Section: Systems and Control

Major Research topic:
Heterogeneous service optimization in last mile logistics

The recent growth of electronic communication and web technologies has led to an irreversible decline in traditional delivery services, e.g., mail services. This same growth, however, has brought an exponential rise in the demand of home-based services like parcel delivery, grocery delivery or at-home health care services. Logistics companies operating traditional delivery services are adapting to those changes by gradually introducing the home-based services into their standard operations. The expansion of the range of offered services comes with new planning challenges. Thus, the topic of this thesis is the development of innovative algorithms to support logistics companies in transitioning towards home delivery services. The thesis is divided in three chapters.

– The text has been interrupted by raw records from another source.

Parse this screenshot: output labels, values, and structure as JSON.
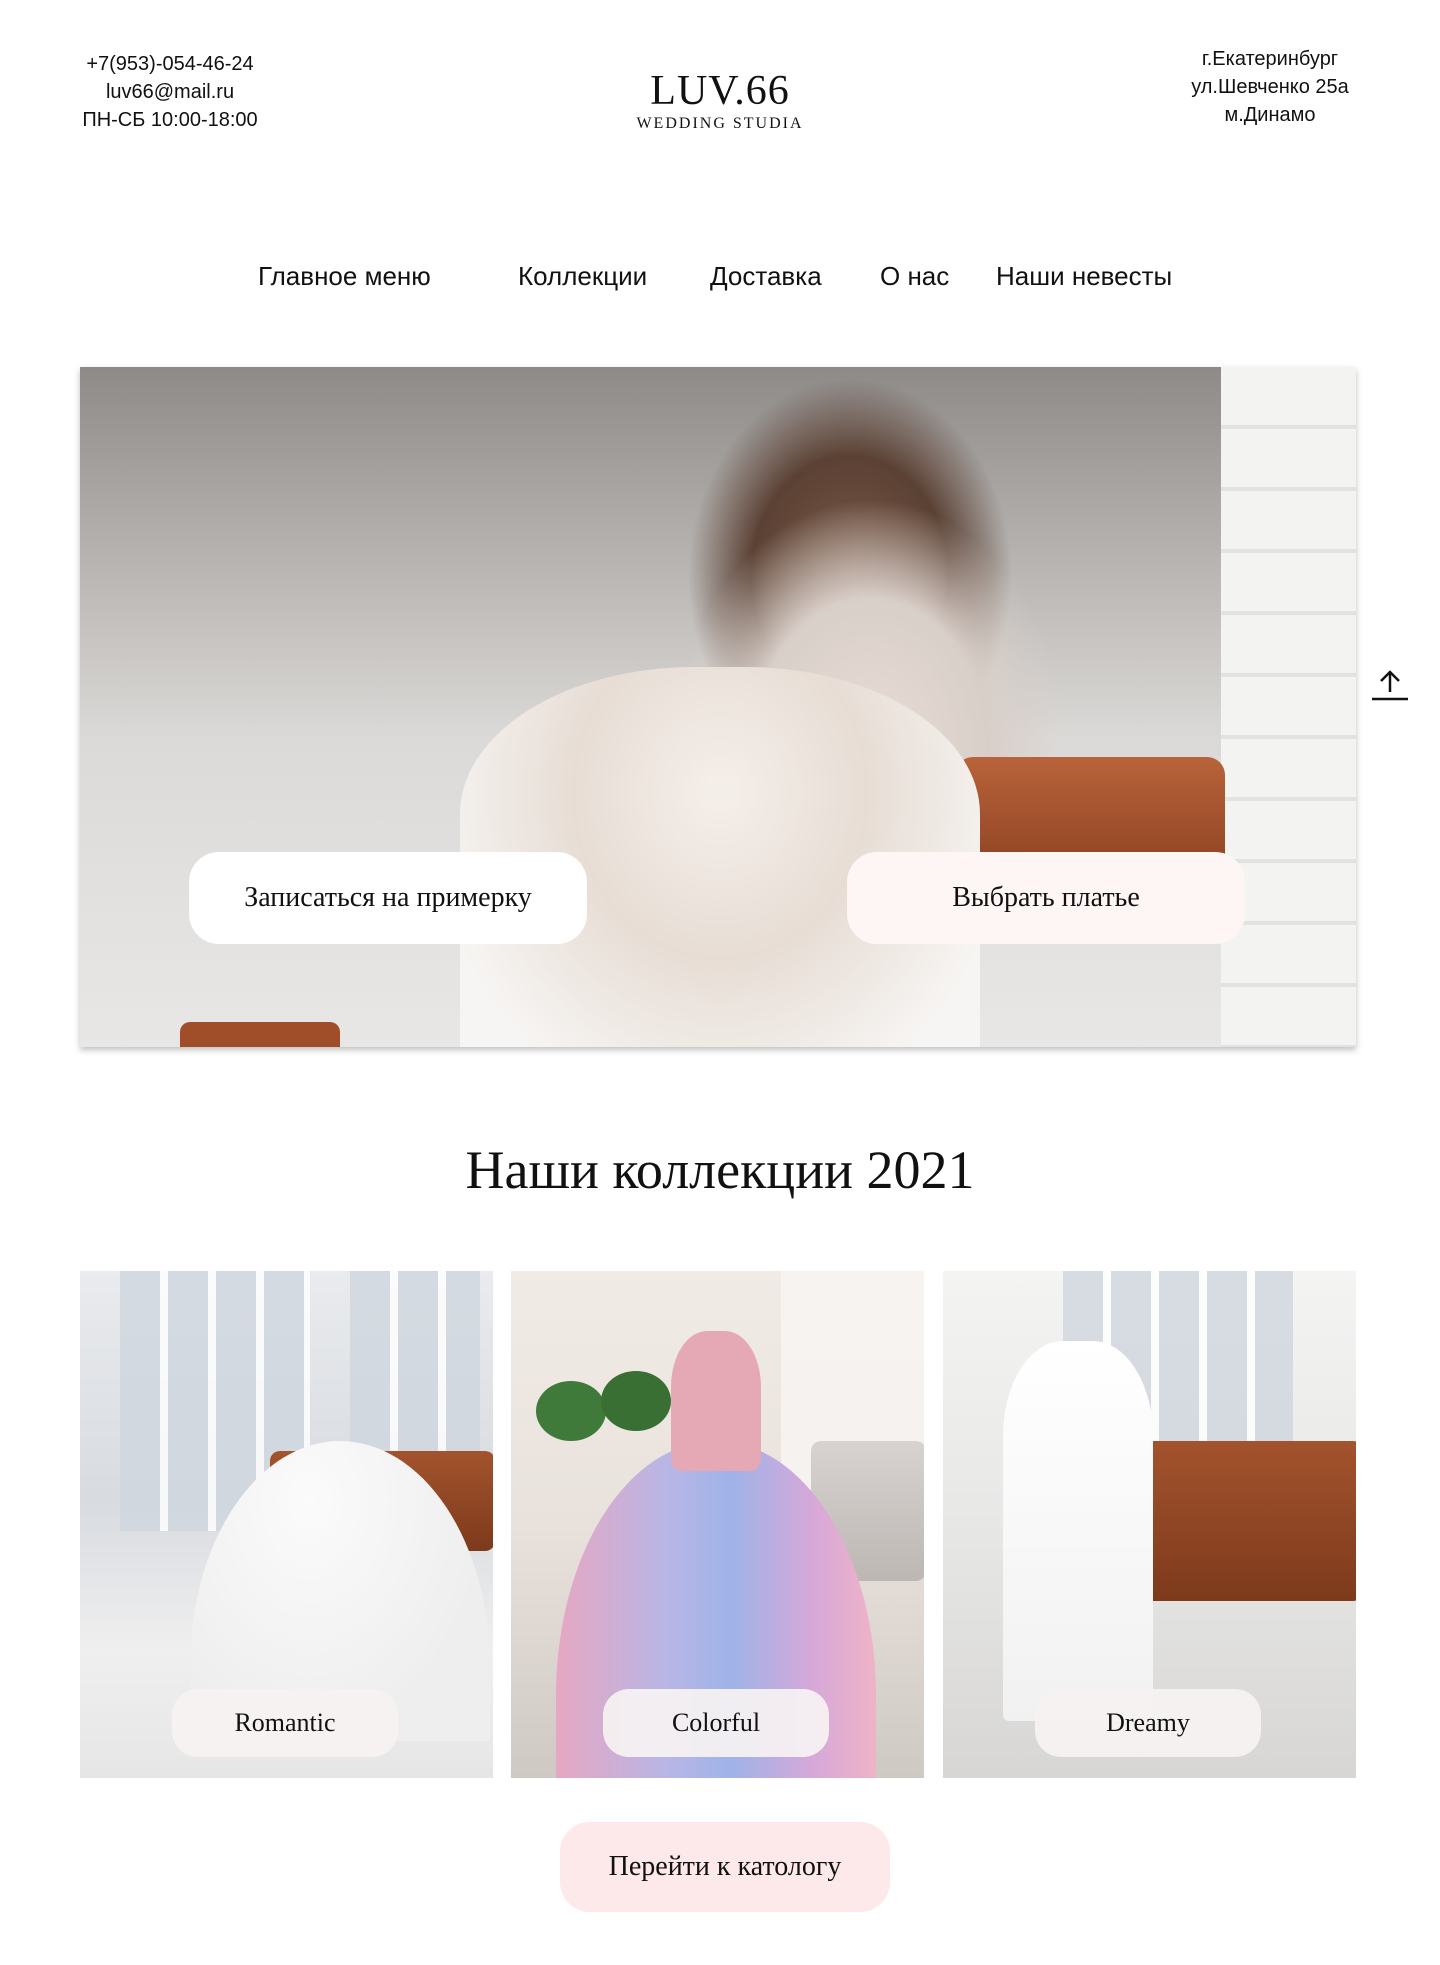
{
  "header": {
    "phone": "+7(953)-054-46-24",
    "email": "luv66@mail.ru",
    "hours": "ПН-СБ 10:00-18:00",
    "logo_title": "LUV.66",
    "logo_subtitle": "WEDDING STUDIA",
    "city": "г.Екатеринбург",
    "street": "ул.Шевченко 25а",
    "metro": "м.Динамо"
  },
  "nav": {
    "items": [
      "Главное меню",
      "Коллекции",
      "Доставка",
      "О нас",
      "Наши невесты"
    ]
  },
  "hero": {
    "fitting_button": "Записаться на примерку",
    "choose_button": "Выбрать платье"
  },
  "collections": {
    "title": "Наши коллекции 2021",
    "items": [
      "Romantic",
      "Colorful",
      "Dreamy"
    ],
    "catalog_button": "Перейти к катологу"
  },
  "icons": {
    "scroll_top": "arrow-up-icon"
  }
}
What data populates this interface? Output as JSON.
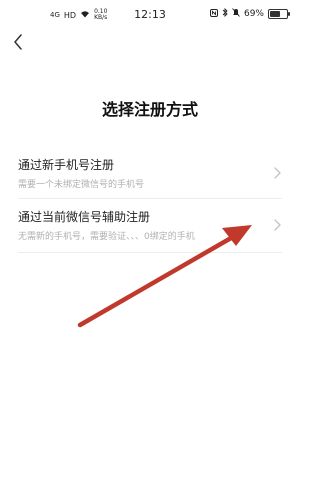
{
  "status_bar": {
    "network": "4G",
    "network_sub": "HD",
    "speed_value": "0.10",
    "speed_unit": "KB/s",
    "time": "12:13",
    "battery": "69%",
    "battery_level": 0.69
  },
  "header": {
    "title": "选择注册方式"
  },
  "options": [
    {
      "title": "通过新手机号注册",
      "desc": "需要一个未绑定微信号的手机号"
    },
    {
      "title": "通过当前微信号辅助注册",
      "desc": "无需新的手机号，需要验证、、、0绑定的手机"
    }
  ],
  "colors": {
    "arrow": "#c0392b",
    "divider": "#ededed",
    "desc_text": "#b0b0b0"
  },
  "icons": {
    "back": "chevron-left-icon",
    "option_chevron": "chevron-right-icon",
    "annotation": "red-arrow-annotation"
  }
}
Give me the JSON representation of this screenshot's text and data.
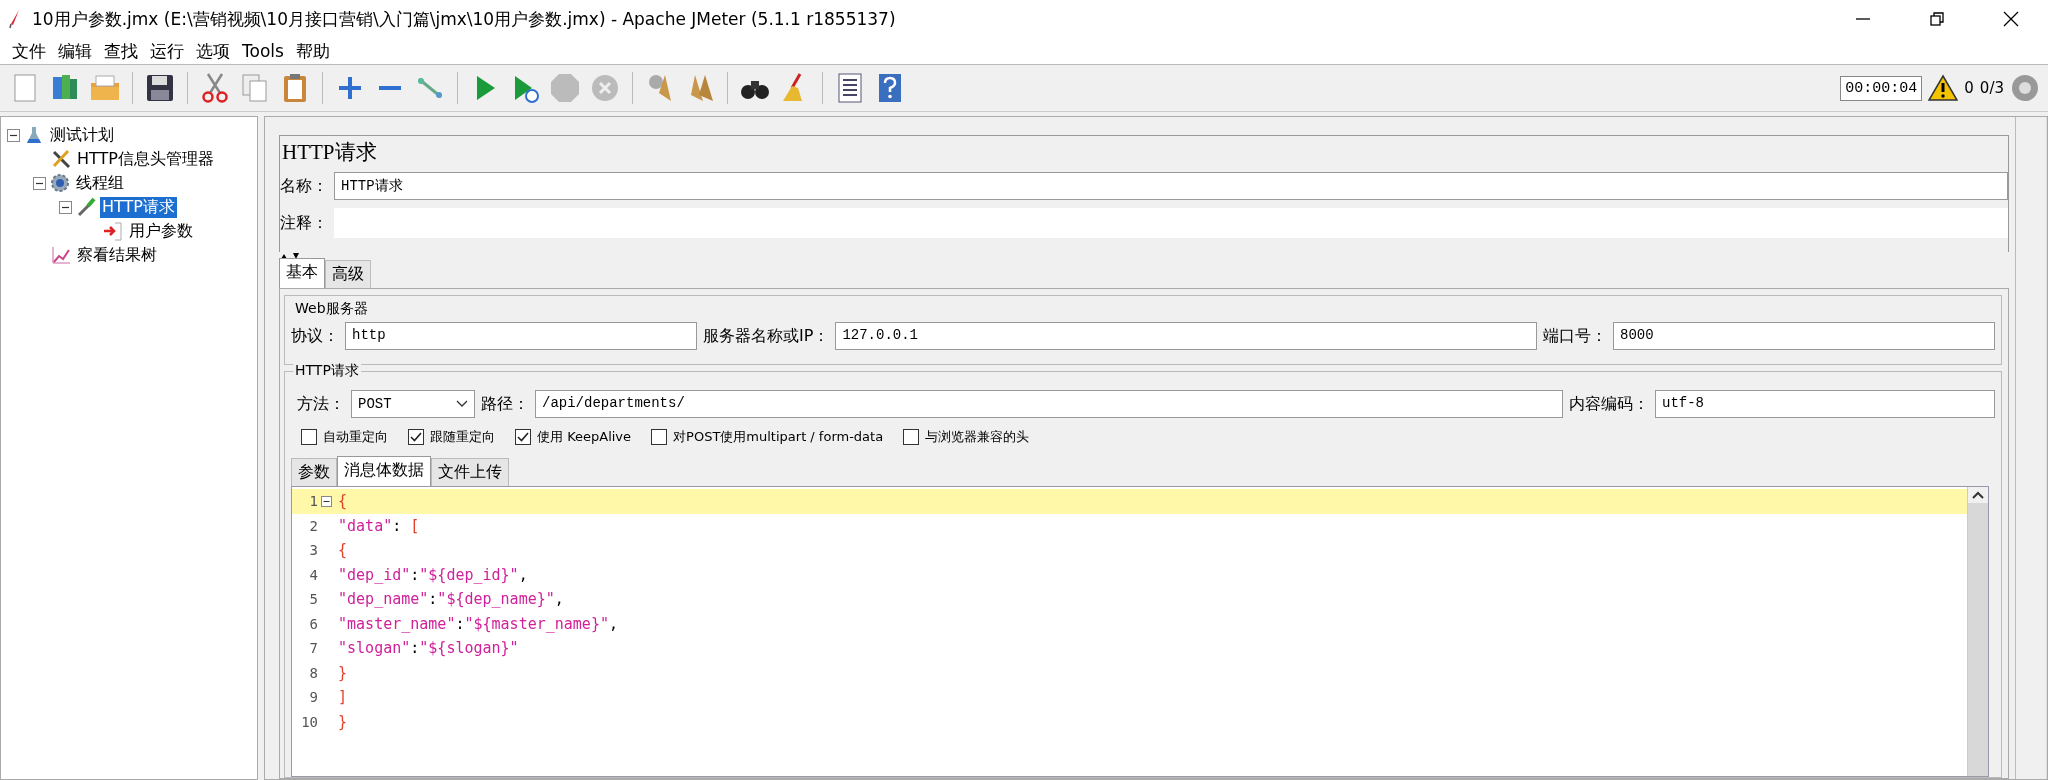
{
  "window": {
    "title": "10用户参数.jmx (E:\\营销视频\\10月接口营销\\入门篇\\jmx\\10用户参数.jmx) - Apache JMeter (5.1.1 r1855137)"
  },
  "menu": [
    "文件",
    "编辑",
    "查找",
    "运行",
    "选项",
    "Tools",
    "帮助"
  ],
  "toolbar": {
    "timer": "00:00:04",
    "warnings": "0",
    "threads": "0/3"
  },
  "tree": [
    {
      "label": "测试计划",
      "kind": "plan",
      "selected": false,
      "expanded": true,
      "children": [
        {
          "label": "HTTP信息头管理器",
          "kind": "header",
          "selected": false
        },
        {
          "label": "线程组",
          "kind": "threads",
          "selected": false,
          "expanded": true,
          "children": [
            {
              "label": "HTTP请求",
              "kind": "sampler",
              "selected": true,
              "expanded": true,
              "children": [
                {
                  "label": "用户参数",
                  "kind": "preprocessor",
                  "selected": false
                }
              ]
            }
          ]
        },
        {
          "label": "察看结果树",
          "kind": "listener",
          "selected": false
        }
      ]
    }
  ],
  "panel": {
    "title": "HTTP请求",
    "name_label": "名称：",
    "name_value": "HTTP请求",
    "comment_label": "注释：",
    "tabs": [
      {
        "label": "基本",
        "selected": true
      },
      {
        "label": "高级",
        "selected": false
      }
    ],
    "web_server": {
      "legend": "Web服务器",
      "protocol_label": "协议：",
      "protocol": "http",
      "server_label": "服务器名称或IP：",
      "server": "127.0.0.1",
      "port_label": "端口号：",
      "port": "8000"
    },
    "http_request": {
      "legend": "HTTP请求",
      "method_label": "方法：",
      "method": "POST",
      "path_label": "路径：",
      "path": "/api/departments/",
      "encoding_label": "内容编码：",
      "encoding": "utf-8",
      "options": [
        {
          "label": "自动重定向",
          "checked": false
        },
        {
          "label": "跟随重定向",
          "checked": true
        },
        {
          "label": "使用 KeepAlive",
          "checked": true
        },
        {
          "label": "对POST使用multipart / form-data",
          "checked": false
        },
        {
          "label": "与浏览器兼容的头",
          "checked": false
        }
      ],
      "body_tabs": [
        {
          "label": "参数",
          "selected": false
        },
        {
          "label": "消息体数据",
          "selected": true
        },
        {
          "label": "文件上传",
          "selected": false
        }
      ],
      "editor": {
        "lines": [
          {
            "number": "1",
            "text": "{",
            "current": true,
            "foldable": true
          },
          {
            "number": "2",
            "text": "\"data\": [",
            "current": false,
            "foldable": false
          },
          {
            "number": "3",
            "text": "{",
            "current": false,
            "foldable": false
          },
          {
            "number": "4",
            "text": "\"dep_id\":\"${dep_id}\",",
            "current": false,
            "foldable": false
          },
          {
            "number": "5",
            "text": "\"dep_name\":\"${dep_name}\",",
            "current": false,
            "foldable": false
          },
          {
            "number": "6",
            "text": "\"master_name\":\"${master_name}\",",
            "current": false,
            "foldable": false
          },
          {
            "number": "7",
            "text": "\"slogan\":\"${slogan}\"",
            "current": false,
            "foldable": false
          },
          {
            "number": "8",
            "text": "}",
            "current": false,
            "foldable": false
          },
          {
            "number": "9",
            "text": "]",
            "current": false,
            "foldable": false
          },
          {
            "number": "10",
            "text": "}",
            "current": false,
            "foldable": false
          }
        ]
      }
    }
  }
}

At first, we formulate and solve a new districting problem to analyze the geographical distribution of the services of a logistics company. This problem takes as input the set of provided services over a finite time horizon and divides them in clusters based on their geographical position. Each cluster will be assigned to one or more deliverers, and the goal is to define clusters that minimize direct delivery costs while maintaining a fair workload distribution. We formulate this problem as a variant of the p-median problem and then propose a variable neighborhood search heuristic algorithm that can solve large problem instances by decomposing them in a series of sub problems.
In the second chapter we formulate and solve a new variant of the multi-period vehicle routing problem with due dates. We consider a set of heterogeneous home-based services, each having a different service level agreement. Introducing such services entails respecting services’ due dates spanning a number of days, and yields a complex operation that may require major changes to planned routes. We formulate this problem by establishing a priori routes to be operated on a daily basis, which are altered at minimal costs to account for the various due dates. After this formulation, we propose an adaptive large neighborhood search heuristic algorithm to solve larger problem instances.
The last part of this thesis is concerned with the extension of the previous routing algorithm to a stochastic and dynamic scenario. Most of the services demanded by the population nowadays need fast delivery. One example is the home delivery of food, where on average less than one hour passes between the order being placed and the actual delivery. The goal of this last chapter is the development of an algorithm that can optimize the introduction of these types of services in a pre-defined routing plan, even when demand is not known a-priori. By combining dynamic vehicle routing with revenue management, this algorithm determines whether to accept an incoming service request and at which price.